TDÉ boss Jean-René Bernaudeau credited the FFC's health checks - introduced around the time of the Festina affaire - in identifying Sicard's condition:
"Today, the health monitoring of our riders is working. The exams are even more extensive than before. This allows them to have guarantees on the practice of their sport. The FFC’s medical check-up revealed a cardiac pathology in Romain that was incompatible with the pursuit of his activity as a professional cyclist."
 
What makes me - a medical layman - wonder is why do they detect these things in riders 30+?

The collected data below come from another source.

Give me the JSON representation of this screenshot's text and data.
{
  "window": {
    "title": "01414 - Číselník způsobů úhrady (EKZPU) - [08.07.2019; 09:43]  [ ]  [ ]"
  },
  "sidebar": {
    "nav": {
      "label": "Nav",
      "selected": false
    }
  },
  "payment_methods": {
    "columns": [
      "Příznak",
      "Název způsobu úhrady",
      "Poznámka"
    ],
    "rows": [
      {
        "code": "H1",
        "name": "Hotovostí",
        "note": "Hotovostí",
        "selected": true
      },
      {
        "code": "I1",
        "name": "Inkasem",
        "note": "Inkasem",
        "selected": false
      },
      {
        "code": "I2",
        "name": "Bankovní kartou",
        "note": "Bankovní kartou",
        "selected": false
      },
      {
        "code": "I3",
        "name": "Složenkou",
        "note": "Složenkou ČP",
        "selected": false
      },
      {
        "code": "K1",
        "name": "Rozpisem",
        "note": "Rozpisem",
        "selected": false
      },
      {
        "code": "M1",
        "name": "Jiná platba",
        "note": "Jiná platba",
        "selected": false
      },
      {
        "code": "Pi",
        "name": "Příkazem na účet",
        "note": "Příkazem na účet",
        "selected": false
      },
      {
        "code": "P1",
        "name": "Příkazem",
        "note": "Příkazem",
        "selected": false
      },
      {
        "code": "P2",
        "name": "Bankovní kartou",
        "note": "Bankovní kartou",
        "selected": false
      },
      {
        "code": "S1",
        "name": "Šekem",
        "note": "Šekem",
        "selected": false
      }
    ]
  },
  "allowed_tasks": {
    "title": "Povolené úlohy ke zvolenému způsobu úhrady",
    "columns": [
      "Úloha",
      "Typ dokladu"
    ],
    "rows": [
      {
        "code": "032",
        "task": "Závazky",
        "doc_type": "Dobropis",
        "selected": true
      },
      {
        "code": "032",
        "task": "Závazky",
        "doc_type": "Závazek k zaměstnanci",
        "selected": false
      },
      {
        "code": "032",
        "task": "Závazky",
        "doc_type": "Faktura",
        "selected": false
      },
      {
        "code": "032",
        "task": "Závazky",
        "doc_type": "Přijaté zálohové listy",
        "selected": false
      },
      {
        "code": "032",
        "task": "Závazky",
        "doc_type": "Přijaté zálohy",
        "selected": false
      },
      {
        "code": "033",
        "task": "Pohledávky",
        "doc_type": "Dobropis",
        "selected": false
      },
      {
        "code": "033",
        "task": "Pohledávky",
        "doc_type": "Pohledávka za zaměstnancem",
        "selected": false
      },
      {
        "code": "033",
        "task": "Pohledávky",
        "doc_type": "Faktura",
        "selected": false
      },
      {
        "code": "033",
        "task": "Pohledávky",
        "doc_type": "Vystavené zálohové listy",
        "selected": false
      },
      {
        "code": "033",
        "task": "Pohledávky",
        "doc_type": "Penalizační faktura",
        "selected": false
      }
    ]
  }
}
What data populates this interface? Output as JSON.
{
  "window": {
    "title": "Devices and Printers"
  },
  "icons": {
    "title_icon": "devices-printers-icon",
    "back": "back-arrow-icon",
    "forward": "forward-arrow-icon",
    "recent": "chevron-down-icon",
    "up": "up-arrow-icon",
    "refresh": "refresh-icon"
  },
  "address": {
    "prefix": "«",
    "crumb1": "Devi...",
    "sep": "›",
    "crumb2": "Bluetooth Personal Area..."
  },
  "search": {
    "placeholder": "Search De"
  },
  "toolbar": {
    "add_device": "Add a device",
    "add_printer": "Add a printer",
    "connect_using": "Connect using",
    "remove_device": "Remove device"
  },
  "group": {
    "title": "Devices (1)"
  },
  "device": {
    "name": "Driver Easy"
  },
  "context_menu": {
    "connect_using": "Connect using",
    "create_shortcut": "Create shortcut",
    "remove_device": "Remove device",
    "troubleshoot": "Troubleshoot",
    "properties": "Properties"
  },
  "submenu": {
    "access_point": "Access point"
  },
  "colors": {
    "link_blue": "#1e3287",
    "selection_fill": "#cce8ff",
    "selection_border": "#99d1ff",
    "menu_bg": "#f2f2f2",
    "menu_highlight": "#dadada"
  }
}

I get that there are many normal people living with certain heart conditions that only get detected in a pro athlete's check-up or when pushed to the limit, but are there that many heart conditions that only evolve with time?
 
What makes me - a medical layman - wonder is why do they detect these things in riders 30+?
I get that there are many normal people living with certain heart conditions that only get detected in a pro athlete's check-up or when pushed to the limit, but are there that many heart conditions that only evolve with time?

Because these things don't happen overnight. They are the result of long term stress to the heart. The same with mental issues in sports where there are players are repeatedly hit on the head. No-one got dementia in their 20s from one whack on the head.